Jeotermal enerji ya da başka yatırımlar için ülkemizin ve dünyanın en kaliteli incirlerinin yetiştirildiği bu yöre topraklarının feda edilmemesi gerekir. Jeotermal enerji için reenjeksiyon sisteminde oluşacak bir arızada yüksek miktarlarda tuz ve bor içeren suyun özellikle incir ve zeytin bahçeleri ile yakındaki derelere ulaşmasının engellenemeyeceği ve yapılan proje kapsamında alınan veya alınacağı taahhüt edilen önlemlerin yetersiz olduğu görülmüştür. Bunun yanında kuyu açımı veya işletme sırasında yüzeye çıkan yüksek miktarlarda tuz ve bor içeren suyun yüzeyüstü veya yüzey altı borular vasıtasıyla çevredeki derelere verildiği belirlenmiştir. Bu dereler çevredeki tarım alanlarının sulandığı/su çekildiği yegane kaynaklardandır.

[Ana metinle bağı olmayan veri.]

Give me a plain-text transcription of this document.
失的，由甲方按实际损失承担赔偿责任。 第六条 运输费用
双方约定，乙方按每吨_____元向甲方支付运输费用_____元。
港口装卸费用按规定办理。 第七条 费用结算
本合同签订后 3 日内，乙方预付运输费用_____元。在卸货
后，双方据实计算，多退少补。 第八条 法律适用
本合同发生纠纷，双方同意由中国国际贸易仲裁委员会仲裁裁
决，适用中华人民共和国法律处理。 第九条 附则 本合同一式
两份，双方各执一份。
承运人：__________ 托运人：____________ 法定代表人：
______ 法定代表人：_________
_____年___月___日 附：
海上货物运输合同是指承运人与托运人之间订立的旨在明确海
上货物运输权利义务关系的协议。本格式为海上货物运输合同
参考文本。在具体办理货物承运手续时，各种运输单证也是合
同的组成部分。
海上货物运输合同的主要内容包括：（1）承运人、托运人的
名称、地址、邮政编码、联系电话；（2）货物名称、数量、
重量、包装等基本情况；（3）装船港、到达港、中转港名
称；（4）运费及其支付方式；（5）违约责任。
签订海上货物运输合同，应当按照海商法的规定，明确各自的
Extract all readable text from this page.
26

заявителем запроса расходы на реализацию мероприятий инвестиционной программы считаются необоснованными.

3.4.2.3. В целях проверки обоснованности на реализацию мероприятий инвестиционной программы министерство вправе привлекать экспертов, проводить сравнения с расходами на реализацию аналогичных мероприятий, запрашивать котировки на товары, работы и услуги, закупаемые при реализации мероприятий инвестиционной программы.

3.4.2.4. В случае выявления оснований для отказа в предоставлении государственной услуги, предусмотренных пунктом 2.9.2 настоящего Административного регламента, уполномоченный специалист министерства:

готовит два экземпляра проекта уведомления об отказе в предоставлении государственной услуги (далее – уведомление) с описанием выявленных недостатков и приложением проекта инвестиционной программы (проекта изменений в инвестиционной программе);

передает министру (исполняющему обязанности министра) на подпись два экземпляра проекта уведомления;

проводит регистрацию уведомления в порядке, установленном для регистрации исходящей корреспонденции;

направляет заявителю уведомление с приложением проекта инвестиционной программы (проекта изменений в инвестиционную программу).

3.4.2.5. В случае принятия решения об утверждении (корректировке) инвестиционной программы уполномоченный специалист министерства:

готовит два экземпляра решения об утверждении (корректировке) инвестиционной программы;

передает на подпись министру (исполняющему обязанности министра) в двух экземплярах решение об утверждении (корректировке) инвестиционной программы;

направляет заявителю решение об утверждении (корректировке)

Sadece bir sondaj yerinde kapasitesi uygun olmayan, henüz hiç kullanılmamış, göstermelik bir emniyet havuzu mevcuttur. Diğer sondaj yerlerinde emniyet havuzu mevcut değildir. Proje kapsamında oluşturulacak havuzların bunları toplaması mümkün değildir. Mahkeme keşfi sırasında sadece 1 tane yapılmış havuz görülmüştür. Yeni yapılacak olan Kubilay JES 2 kapsamında herhangi bir tehlike anında çıkan jeotermal suyu toplayacak havuzların olmadığı görülmüştür.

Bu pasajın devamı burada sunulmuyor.